Diagnosis of asthma is done using a series of tests. These tests include spirometry exams, measurement of blood gases, skin tests for allergenicity to common environmental compounds, and provocation tests. The inclusion of an immunologist can also be helpful in the identification of immune markers of allergic hypersensitivity. Isolation of the individual allergens associated with the asthmatic attack is done by obtaining a comprehensive history.
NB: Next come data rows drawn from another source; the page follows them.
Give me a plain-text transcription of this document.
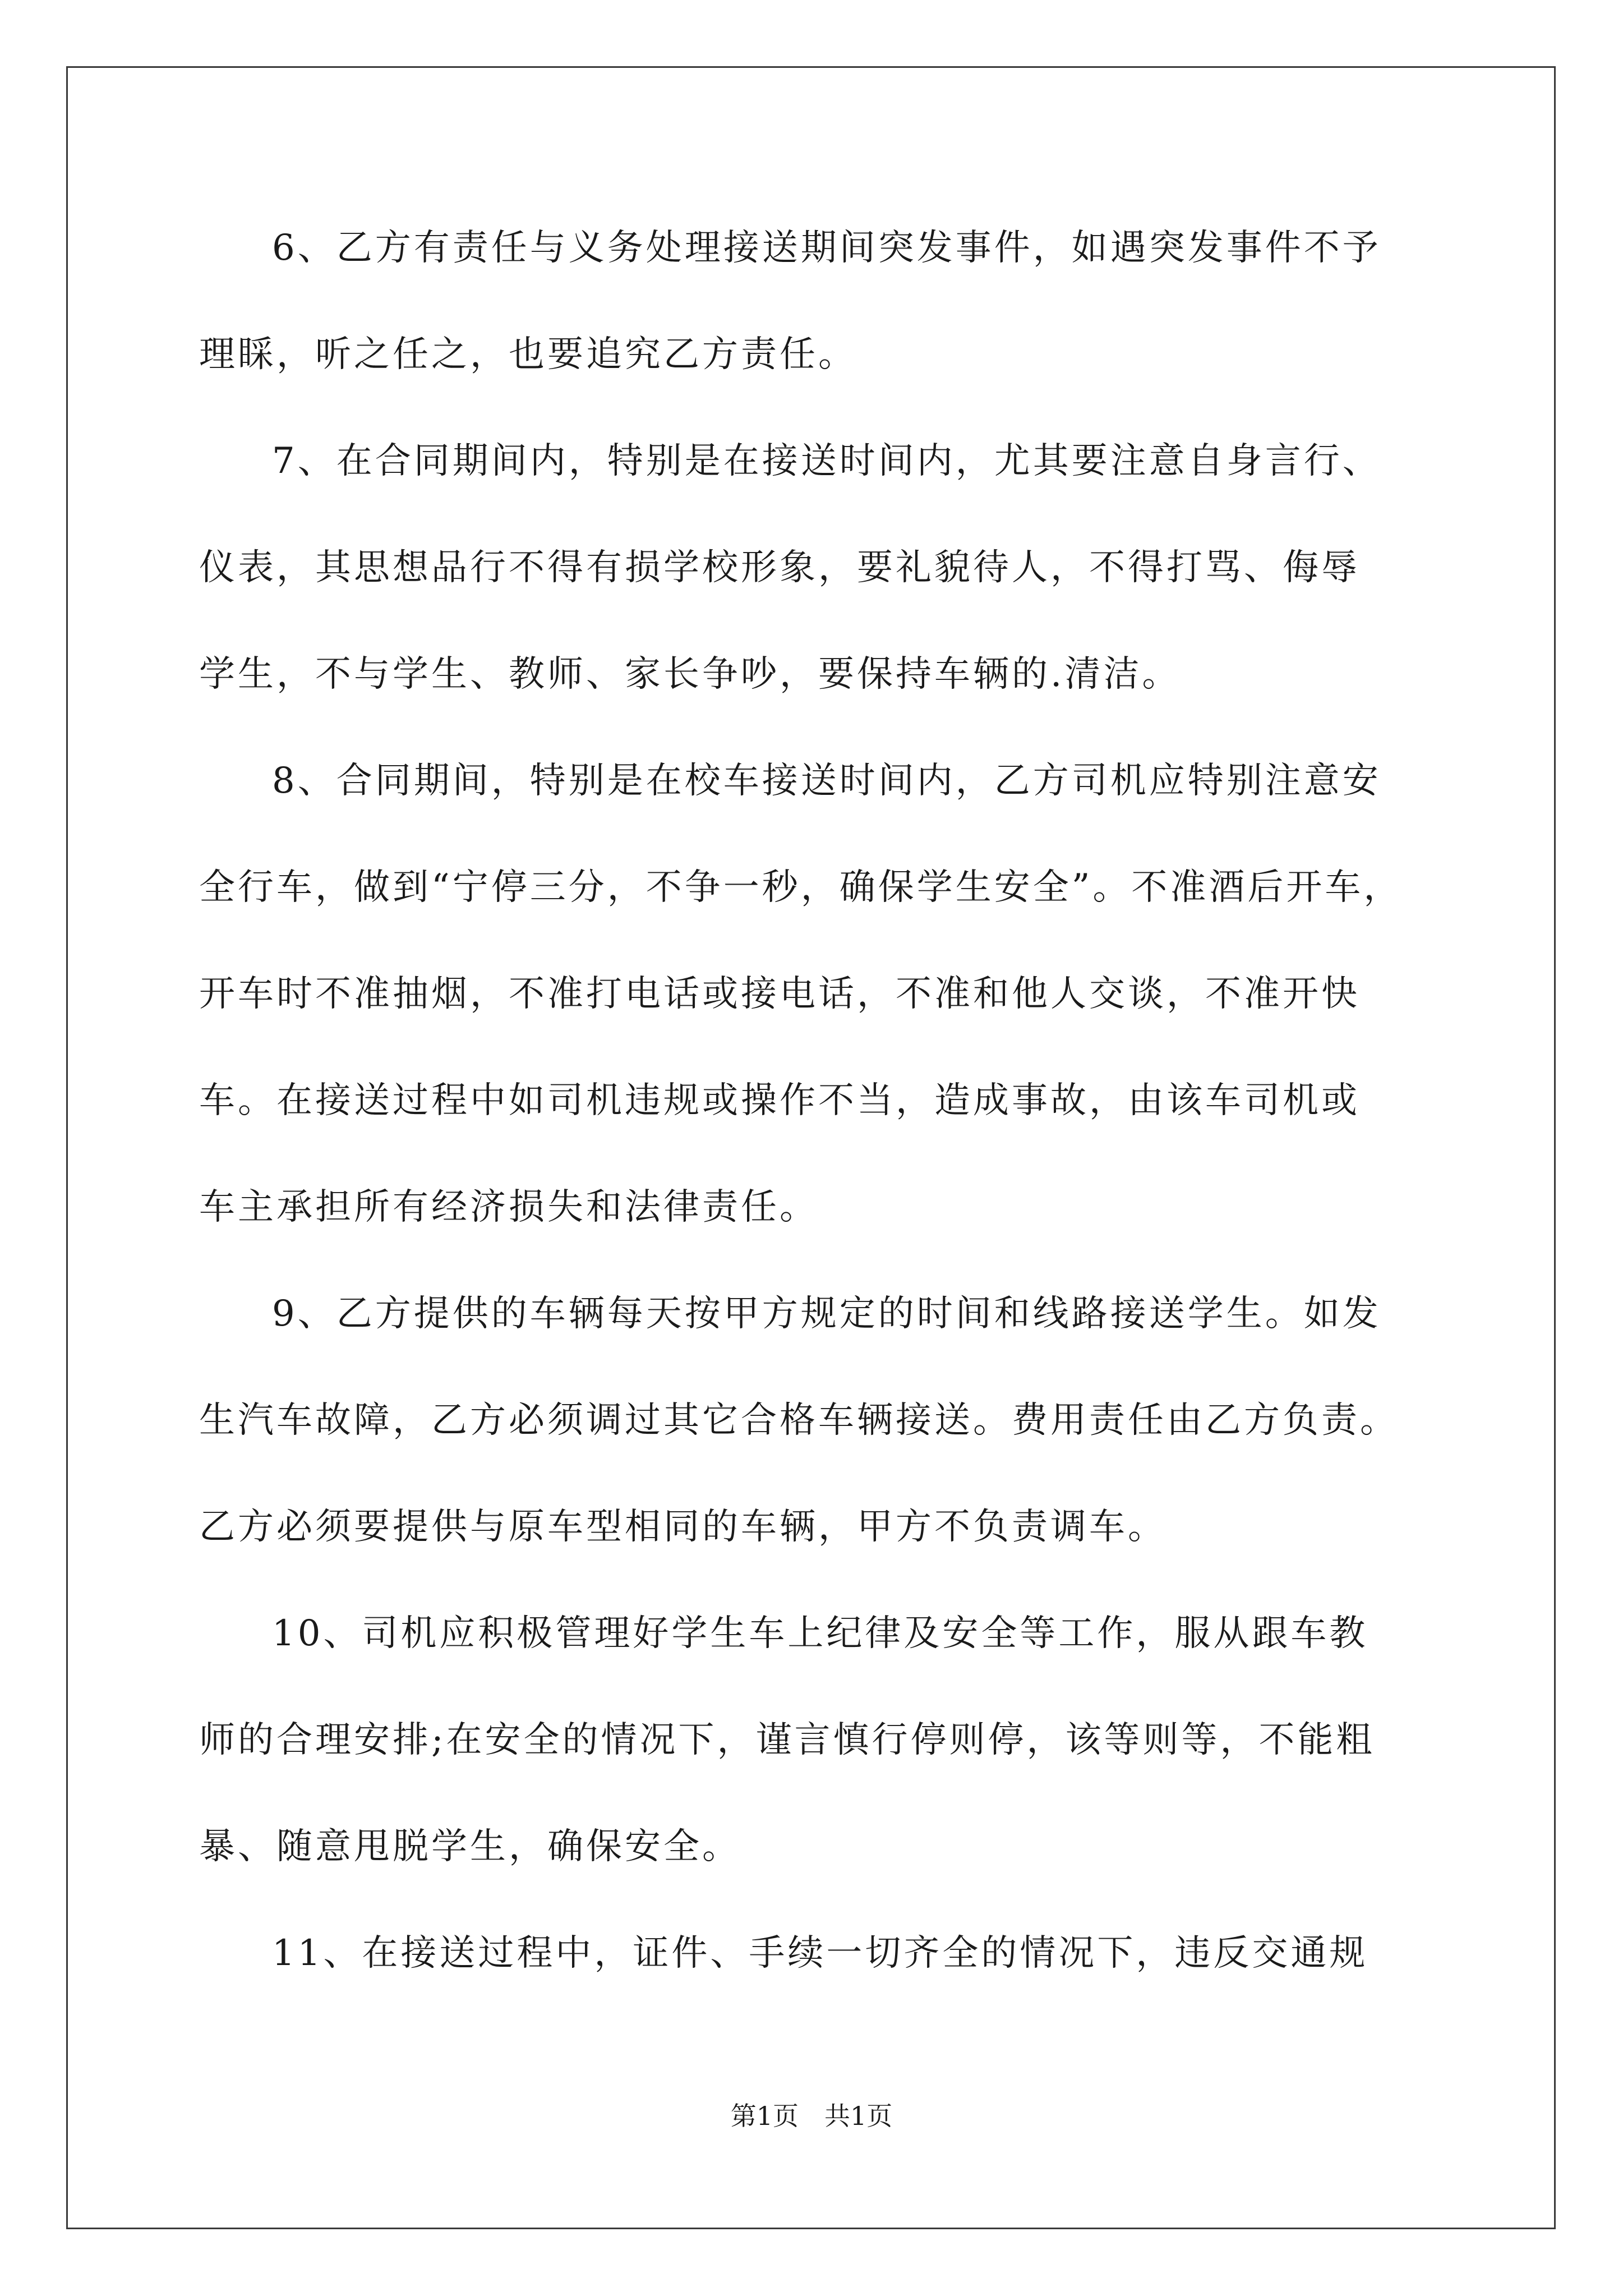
6、乙方有责任与义务处理接送期间突发事件，如遇突发事件不予
理睬，听之任之，也要追究乙方责任。
7、在合同期间内，特别是在接送时间内，尤其要注意自身言行、
仪表，其思想品行不得有损学校形象，要礼貌待人，不得打骂、侮辱
学生，不与学生、教师、家长争吵，要保持车辆的.清洁。
8、合同期间，特别是在校车接送时间内，乙方司机应特别注意安
全行车，做到“宁停三分，不争一秒，确保学生安全”。不准酒后开车，
开车时不准抽烟，不准打电话或接电话，不准和他人交谈，不准开快
车。在接送过程中如司机违规或操作不当，造成事故，由该车司机或
车主承担所有经济损失和法律责任。
9、乙方提供的车辆每天按甲方规定的时间和线路接送学生。如发
生汽车故障，乙方必须调过其它合格车辆接送。费用责任由乙方负责。
乙方必须要提供与原车型相同的车辆，甲方不负责调车。
10、司机应积极管理好学生车上纪律及安全等工作，服从跟车教
师的合理安排;在安全的情况下，谨言慎行停则停，该等则等，不能粗
暴、随意甩脱学生，确保安全。
11、在接送过程中，证件、手续一切齐全的情况下，违反交通规
第1页　共1页
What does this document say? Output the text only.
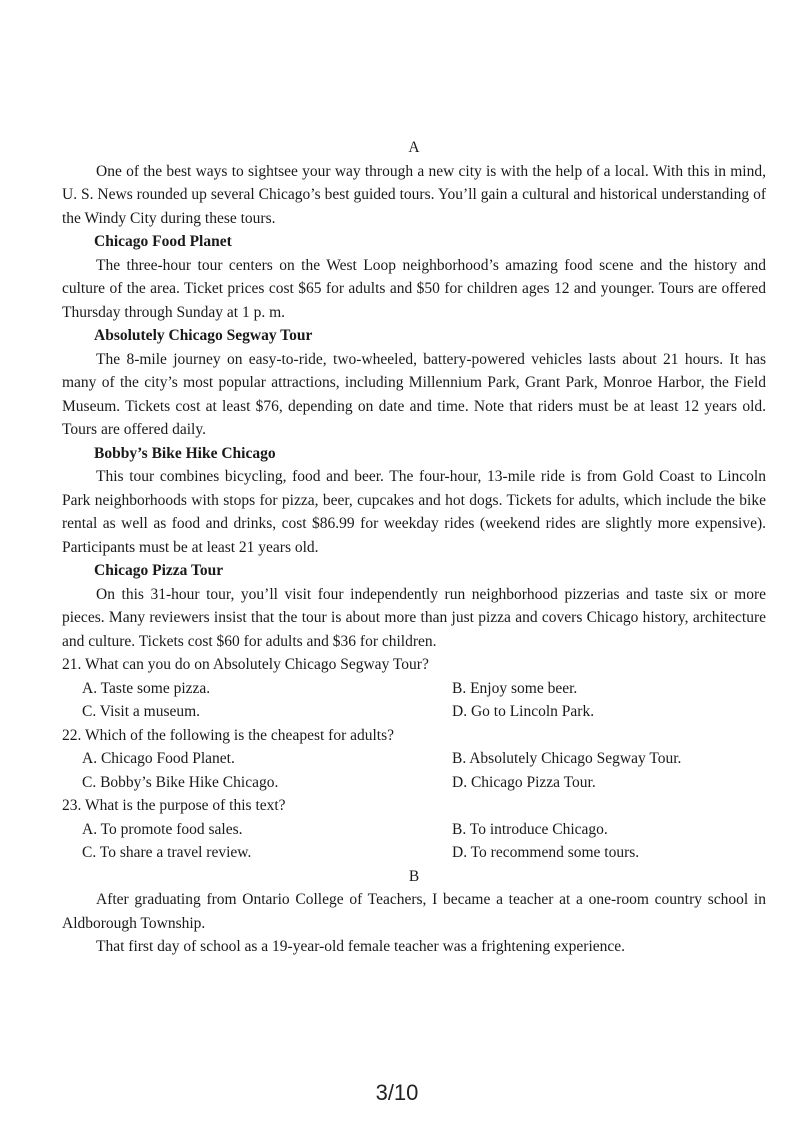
A

One of the best ways to sightsee your way through a new city is with the help of a local. With this in mind, U. S. News rounded up several Chicago’s best guided tours. You’ll gain a cultural and historical understanding of the Windy City during these tours.

Chicago Food Planet

The three-hour tour centers on the West Loop neighborhood’s amazing food scene and the history and culture of the area. Ticket prices cost $65 for adults and $50 for children ages 12 and younger. Tours are offered Thursday through Sunday at 1 p. m.

Absolutely Chicago Segway Tour

The 8-mile journey on easy-to-ride, two-wheeled, battery-powered vehicles lasts about 21 hours. It has many of the city’s most popular attractions, including Millennium Park, Grant Park, Monroe Harbor, the Field Museum. Tickets cost at least $76, depending on date and time. Note that riders must be at least 12 years old. Tours are offered daily.

Bobby’s Bike Hike Chicago

This tour combines bicycling, food and beer. The four-hour, 13-mile ride is from Gold Coast to Lincoln Park neighborhoods with stops for pizza, beer, cupcakes and hot dogs. Tickets for adults, which include the bike rental as well as food and drinks, cost $86.99 for weekday rides (weekend rides are slightly more expensive). Participants must be at least 21 years old.

Chicago Pizza Tour

On this 31-hour tour, you’ll visit four independently run neighborhood pizzerias and taste six or more pieces. Many reviewers insist that the tour is about more than just pizza and covers Chicago history, architecture and culture. Tickets cost $60 for adults and $36 for children.

21. What can you do on Absolutely Chicago Segway Tour?

A. Taste some pizza.	B. Enjoy some beer.
C. Visit a museum.	D. Go to Lincoln Park.

22. Which of the following is the cheapest for adults?

A. Chicago Food Planet.	B. Absolutely Chicago Segway Tour.
C. Bobby’s Bike Hike Chicago.	D. Chicago Pizza Tour.

23. What is the purpose of this text?

A. To promote food sales.	B. To introduce Chicago.
C. To share a travel review.	D. To recommend some tours.

B

After graduating from Ontario College of Teachers, I became a teacher at a one-room country school in Aldborough Township.

That first day of school as a 19-year-old female teacher was a frightening experience.

3/10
The treatment options aim at controlling the symptoms, restoring lung function, and preventing damage to the airway and future exacerbations. The clinician has to also ensure that there is minimum use of drugs in the management of the condition. When necessary, the drugs with the least side effects should be used. Isolation of the possible causes of asthmatic exacerbations forms an important part of the management process. Drugs that can be useful in managing the condition include short-acting and long-acting bronchodilators, inhaled steroids, anticholinergic agents, and immune cell modifiers like mast cell stabilizers.

References

Bonsignore, M. R. (2015). Advances in asthma pathophysiology: stepping forward from the Maurizio Vignola experience. European Respiratory Review, 24(135), 30-39.

Golden, C. M. (2015). Clinical outcomes after bilevel positive airway pressure treatment for acute asthma exacerbations. JAMA Pediatrics, 169(2), 186-188.

Janssens, T. a. (2013). Perceived triggers of asthma: the key to symptom perception and management. Clinical & Experimental Allergy, 43(9), 1000-1008.

Singh, V. S. (2013). Blood gas analysis for bedside diagnosis. National Journal of maxillofacial surgery, 4(2), 136.